I want to clarify that these twenty lessons to be learned are in reference to the movie Pearl Harbor. My favorite movie of all time next to How to Lose a Guy in 10 days and Now and Then. This is dedicated strictly to the perfect duo of Ben Affleck and Josh Hartnett, nothing else.
- First and foremost, if Pearl Harbor is your favorite movie and you and your two friends decided to build replicas of the USS Arizona and two B-29 bombers for your AP US History class and your teacher gave you a ‘C’ because he could obviously tell that you didn’t build them yourselves but he had no proof of that correct assumption…you need to come to terms with it and let it go because it’s been four years. And you deserved the ‘C.’
- History is to iced tea as romance is to lemonade. You can have them separately and they’re great, but the bottom line is that you can have them both together and that’s great, too. The magic combination of romance and history is basically the Arnold Palmer of cinema, and if you don’t understand how that is indeed, magic, then don’t watch the movie and stop whining about it.
- You need a man who says, “ma’am.”
- Kate Beckinsale was always and will always be better than you.
- FDR was absolutely the coolest president we’ve ever had. Although I’m biased because he’s my personal favorite, the “Do not tell me it can’t be done” scene is two things in regards to awe. Awe inspiring and awe…some. Wink.
- You should be anxious to matter.
- It’s never just a pack of birds or B-17’s.
- Don’t mess with Cuba Gooding Jr., snow dogs aren’t think the only thing he’ll take charge of…
- If someone leaves their hankey on your date (or since it’s 2014–a pen–or anything other than a cell phone), don’t run over to her house in the middle of the night to give it back. You’ll look certifiably insane.
- If you realize after your date that you left your hankey or pen, keep your lipstick on in case he stops by in the middle of the night to give it back looking certifiably insane.
- The future’s not exactly in our hands.
- You’ll never see a sad face like Josh Hartnett’s sad face. Ever. And if you need constant reminders of that, you can do what I did in high school and keep his picture taped to your locker. If you don’t have a locker…I don’t know what to say, I can’t combat stupidity.
- The best place to get lost has got to be in a parachute hanger.
- You’ll learn if you are, in fact, the kind a person who would be ok with your boyfriend and best friend getting together after your alleged death, or the kind that wouldn’t. (I’m the kind that wouldn’t, got that Christine?)

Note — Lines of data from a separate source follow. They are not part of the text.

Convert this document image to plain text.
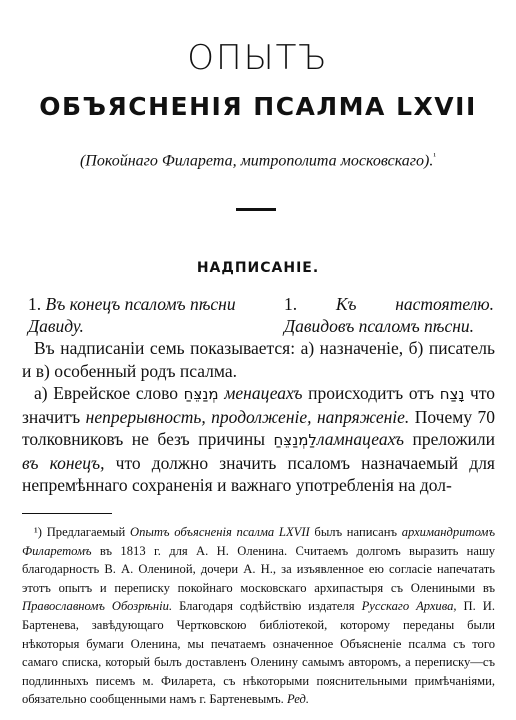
ОПЫТЪ
ОБЪЯСНЕНІЯ ПСАЛМА LXVII
(Покойнаго Филарета, митрополита московскаго).$^{^1}$
НАДПИСАНІЕ.
1. Въ конецъ псаломъ пѣсни Давиду.
1. Къ настоятелю. Давидовъ псаломъ пѣсни.
Въ надписаніи семь показывается: а) назначеніе, б) писатель и в) особенный родъ псалма.
а) Еврейское слово מְנַצֵּחַ менацеахъ происходитъ отъ נָצַח что значитъ непрерывность, продолженіе, напряженіе. Почему 70 толковниковъ не безъ причины לַמְנַצֵּחַламнацеахъ преложили въ конецъ, что должно значить псаломъ назначаемый для непремѣннаго сохраненія и важнаго употребленія на дол-
¹) Предлагаемый Опытъ объясненія псалма LXVII былъ написанъ архимандритомъ Филаретомъ въ 1813 г. для А. Н. Оленина. Считаемъ долгомъ выразить нашу благодарность В. А. Олениной, дочери А. Н., за изъявленное ею согласіе напечатать этотъ опытъ и переписку покойнаго московскаго архипастыря съ Олениными въ Православномъ Обозрѣніи. Благодаря содѣйствію издателя Русскаго Архива, П. И. Бартенева, завѣдующаго Чертковскою библіотекой, которому переданы были нѣкоторыя бумаги Оленина, мы печатаемъ означенное Объясненіе псалма съ того самаго списка, который былъ доставленъ Оленину самымъ авторомъ, а переписку—съ подлинныхъ писемъ м. Филарета, съ нѣкоторыми пояснительными примѣчаніями, обязательно сообщенными намъ г. Бартеневымъ. Ред.
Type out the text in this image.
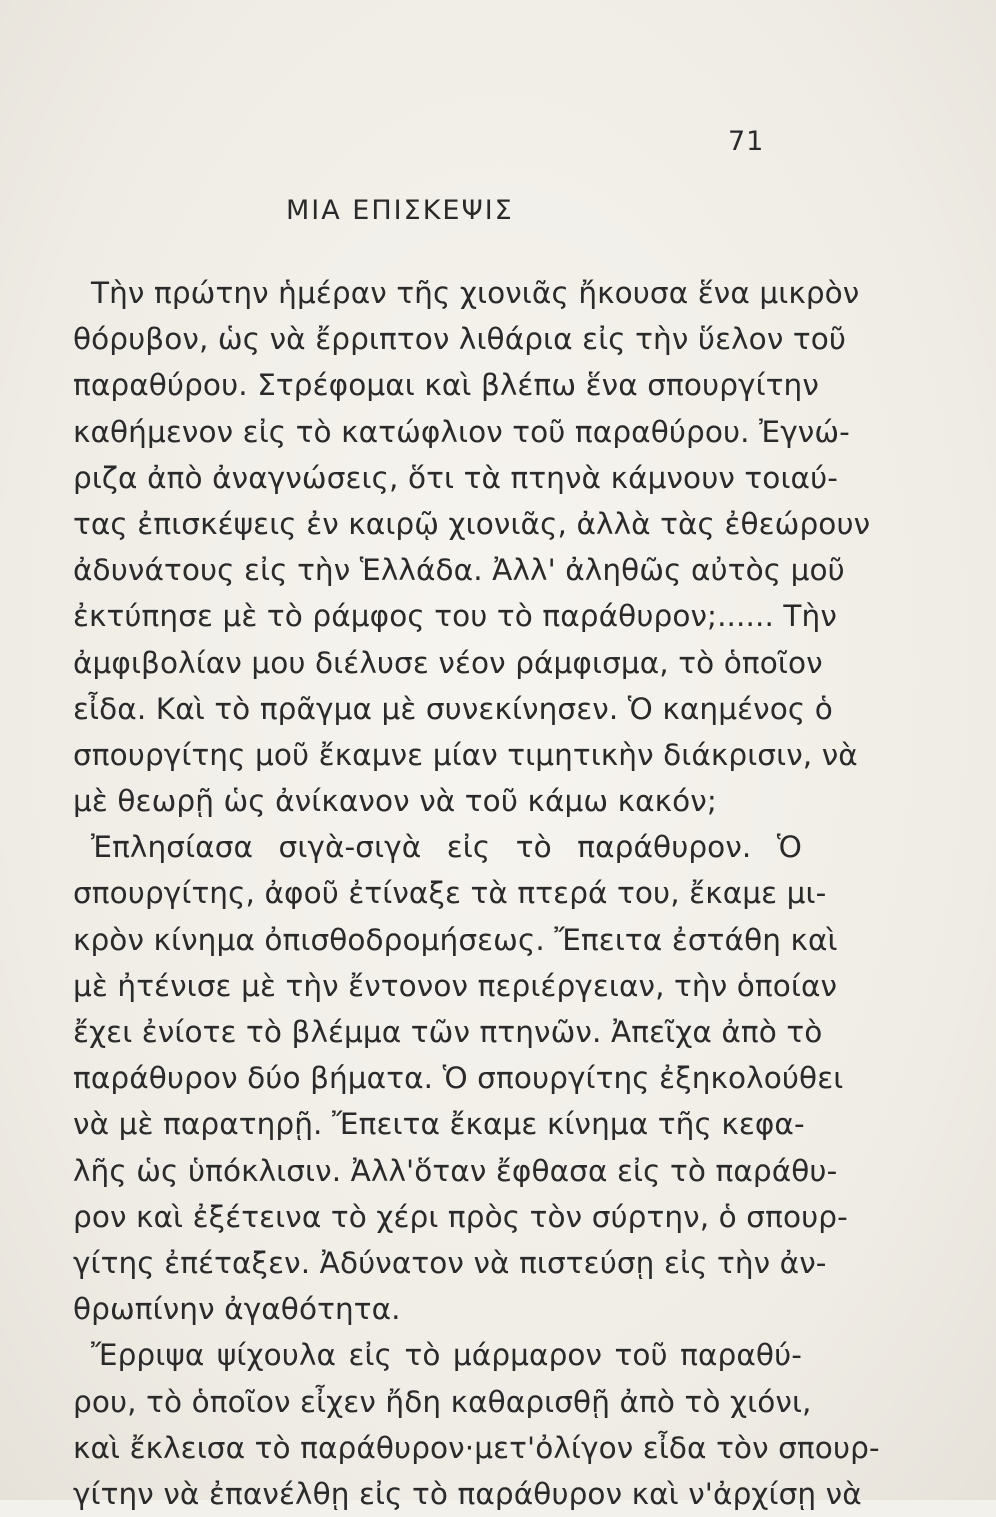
71
ΜΙΑ ΕΠΙΣΚΕΨΙΣ
Τὴν πρώτην ἡμέραν τῆς χιονιᾶς ἤκουσα ἕνα μικρὸν
θόρυβον, ὡς νὰ ἔρριπτον λιθάρια εἰς τὴν ὕελον τοῦ
παραθύρου. Στρέφομαι καὶ βλέπω ἕνα σπουργίτην
καθήμενον εἰς τὸ κατώφλιον τοῦ παραθύρου. Ἐγνώ-
ριζα ἀπὸ ἀναγνώσεις, ὅτι τὰ πτηνὰ κάμνουν τοιαύ-
τας ἐπισκέψεις ἐν καιρῷ χιονιᾶς, ἀλλὰ τὰς ἐθεώρουν
ἀδυνάτους εἰς τὴν Ἑλλάδα. Ἀλλ' ἀληθῶς αὐτὸς μοῦ
ἐκτύπησε μὲ τὸ ράμφος του τὸ παράθυρον;...... Τὴν
ἀμφιβολίαν μου διέλυσε νέον ράμφισμα, τὸ ὁποῖον
εἶδα. Καὶ τὸ πρᾶγμα μὲ συνεκίνησεν. Ὁ καημένος ὁ
σπουργίτης μοῦ ἔκαμνε μίαν τιμητικὴν διάκρισιν, νὰ
μὲ θεωρῇ ὡς ἀνίκανον νὰ τοῦ κάμω κακόν;
Ἐπλησίασα σιγὰ-σιγὰ εἰς τὸ παράθυρον. Ὁ
σπουργίτης, ἀφοῦ ἐτίναξε τὰ πτερά του, ἔκαμε μι-
κρὸν κίνημα ὀπισθοδρομήσεως. Ἔπειτα ἐστάθη καὶ
μὲ ἠτένισε μὲ τὴν ἔντονον περιέργειαν, τὴν ὁποίαν
ἔχει ἐνίοτε τὸ βλέμμα τῶν πτηνῶν. Ἀπεῖχα ἀπὸ τὸ
παράθυρον δύο βήματα. Ὁ σπουργίτης ἐξηκολούθει
νὰ μὲ παρατηρῇ. Ἔπειτα ἔκαμε κίνημα τῆς κεφα-
λῆς ὡς ὑπόκλισιν. Ἀλλ'ὅταν ἔφθασα εἰς τὸ παράθυ-
ρον καὶ ἐξέτεινα τὸ χέρι πρὸς τὸν σύρτην, ὁ σπουρ-
γίτης ἐπέταξεν. Ἀδύνατον νὰ πιστεύσῃ εἰς τὴν ἀν-
θρωπίνην ἀγαθότητα.
Ἔρριψα ψίχουλα εἰς τὸ μάρμαρον τοῦ παραθύ-
ρου, τὸ ὁποῖον εἶχεν ἤδη καθαρισθῇ ἀπὸ τὸ χιόνι,
καὶ ἔκλεισα τὸ παράθυρον·μετ'ὀλίγον εἶδα τὸν σπουρ-
γίτην νὰ ἐπανέλθῃ εἰς τὸ παράθυρον καὶ ν'ἀρχίσῃ νὰ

- Speaking of that, never forget about “The Code,” even if maybe you think one of the parties is dead. If you haven’t seen a body, you-just-don’t-know.
- Torpedoes are a bitch.
- The bombs that people intently throw at you are probably not “duds.” So you should probably run no matter what. (???)
- If you need to justify why you dropped out of nursing school (like I did) you can use this movie as a crutch. Something like, “I could never have handled a fingers in the artery situation, I’m really glad I figured this out now.”
- Yeah, Alec Baldwin is a piece of work, but he sure can act, and does Doolittle a doo-lottle of justice. Haha. Blink. Blink. Blink.